According to the Reserve Bank of India, the contraction in the CAD was primarily on account of a lower trade deficit of $23.8 billion than in Q1 of last year at $34.2 billion and in the preceding quarter $24.8 billion. On a balance of payment (BoP) basis, merchandise imports declined sharply (by 11.5 per cent) vis-à-vis merchandise exports (which declined by 2.1 per cent), leading to a lower trade deficit in Q1 of 2016-17. Gold imports declined to $3.9 billion from $ 7.5 billion in the first quarter of last year. The RBI said private transfer receipts, mainly representing remittances by Indians employed overseas, also declined possibly due to the fall in oil prices.
Aditi Nayar, senior economist, ICRA, said, “The sharp fall in gold imports and continuing benefit from a lower oil import bill limited the current account deficit at a marginal $0.3 billion, offsetting the drag exerted by the narrower surplus of services trade and lower remittances.” With crude oil prices likely to remain range-bound, the extent of revival in gold imports during the remainder of this fiscal, particularly during the festive season, would critically impact the size of the current account deficit.
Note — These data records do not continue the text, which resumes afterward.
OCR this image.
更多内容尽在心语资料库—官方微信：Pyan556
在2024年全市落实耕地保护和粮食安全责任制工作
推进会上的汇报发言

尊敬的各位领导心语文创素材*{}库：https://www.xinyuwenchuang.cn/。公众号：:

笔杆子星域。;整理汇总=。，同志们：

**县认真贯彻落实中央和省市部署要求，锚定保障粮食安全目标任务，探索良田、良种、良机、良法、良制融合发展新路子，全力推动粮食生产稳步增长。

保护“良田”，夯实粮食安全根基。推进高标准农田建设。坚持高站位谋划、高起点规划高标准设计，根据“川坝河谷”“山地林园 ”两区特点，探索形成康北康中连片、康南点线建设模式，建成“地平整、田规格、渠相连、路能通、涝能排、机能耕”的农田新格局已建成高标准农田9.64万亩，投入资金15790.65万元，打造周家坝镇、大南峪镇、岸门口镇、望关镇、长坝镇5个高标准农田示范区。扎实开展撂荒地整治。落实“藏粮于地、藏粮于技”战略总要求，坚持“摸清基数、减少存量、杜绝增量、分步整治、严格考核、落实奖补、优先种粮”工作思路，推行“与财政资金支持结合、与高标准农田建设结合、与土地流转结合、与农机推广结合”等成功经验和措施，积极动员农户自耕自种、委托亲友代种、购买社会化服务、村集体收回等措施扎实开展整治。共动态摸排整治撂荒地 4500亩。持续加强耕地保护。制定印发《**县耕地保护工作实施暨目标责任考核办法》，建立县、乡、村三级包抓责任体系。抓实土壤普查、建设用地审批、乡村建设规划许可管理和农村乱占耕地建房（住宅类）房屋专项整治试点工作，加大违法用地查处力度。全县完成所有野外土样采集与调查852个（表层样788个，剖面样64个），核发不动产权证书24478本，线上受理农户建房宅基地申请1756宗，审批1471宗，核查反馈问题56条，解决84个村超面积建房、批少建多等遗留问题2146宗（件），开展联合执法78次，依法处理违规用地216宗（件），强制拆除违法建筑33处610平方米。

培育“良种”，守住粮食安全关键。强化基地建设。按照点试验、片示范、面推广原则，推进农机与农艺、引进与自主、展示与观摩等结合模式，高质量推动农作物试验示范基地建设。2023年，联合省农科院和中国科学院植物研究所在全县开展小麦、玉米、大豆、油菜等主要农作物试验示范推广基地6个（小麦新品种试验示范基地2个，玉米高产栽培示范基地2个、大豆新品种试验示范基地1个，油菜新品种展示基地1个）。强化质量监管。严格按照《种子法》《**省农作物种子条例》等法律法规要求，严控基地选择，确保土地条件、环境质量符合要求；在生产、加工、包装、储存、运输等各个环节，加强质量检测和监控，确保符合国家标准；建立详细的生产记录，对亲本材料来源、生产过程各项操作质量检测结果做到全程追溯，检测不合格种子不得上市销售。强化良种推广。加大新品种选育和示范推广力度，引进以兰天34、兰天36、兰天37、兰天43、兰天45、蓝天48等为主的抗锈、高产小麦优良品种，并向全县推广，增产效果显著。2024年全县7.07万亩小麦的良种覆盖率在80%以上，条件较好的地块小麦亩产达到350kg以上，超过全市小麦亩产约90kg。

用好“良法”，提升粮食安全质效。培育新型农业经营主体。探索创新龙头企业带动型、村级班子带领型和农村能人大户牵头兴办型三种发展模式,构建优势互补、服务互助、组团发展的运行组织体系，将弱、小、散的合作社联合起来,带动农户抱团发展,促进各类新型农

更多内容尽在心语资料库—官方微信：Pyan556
Analysts and research firms were expecting a surplus in the first quarter. Now they expect the country to post a surplus in the second quarter of the fiscal.
“The continuous decline in earnings from service exports over the last 8 months is a cause for concern. Capital inflows (FDI, FII, NRI deposits and ECBs) improved slightly in July 2016. However, these remain lower year-to-date as compared to year-ago levels,” said a Religare report.
Nomura said India’s August trade data suggest that domestic and global demand remain weak and are weighing on trade volumes, even as the drag from low commodity prices (price effect) is waning. “The sharp narrowing of the trade balance suggests that Q2 2016 will record its first quarterly current account surplus in nine years. We expect the current account deficit to narrow to 0.4 per cent of GDP in 2016 from 1.1 per cent in 2015.
The trade data indicate that weak global demand is weighing on export volumes, import volumes are slowing due to weak domestic investment demand and the drag on both exports and imports from falling commodity prices globally has started to wane, as year-on-year price growth has turned positive. At present, ICRA expects the current account deficit to print at $20-25 billion in FY2017 compared to $22 billion in FY2016.
In addition to weak global growth outlook, uncertainty post-Brexit and in the run up to US Presidential elections, may curtail fresh orders for merchandise and services exports. Meanwhile, the RBI said net payment on account of primary income (dividend, interest and profit) increased marginally in Q1 of 2016-17 from its level a year ago.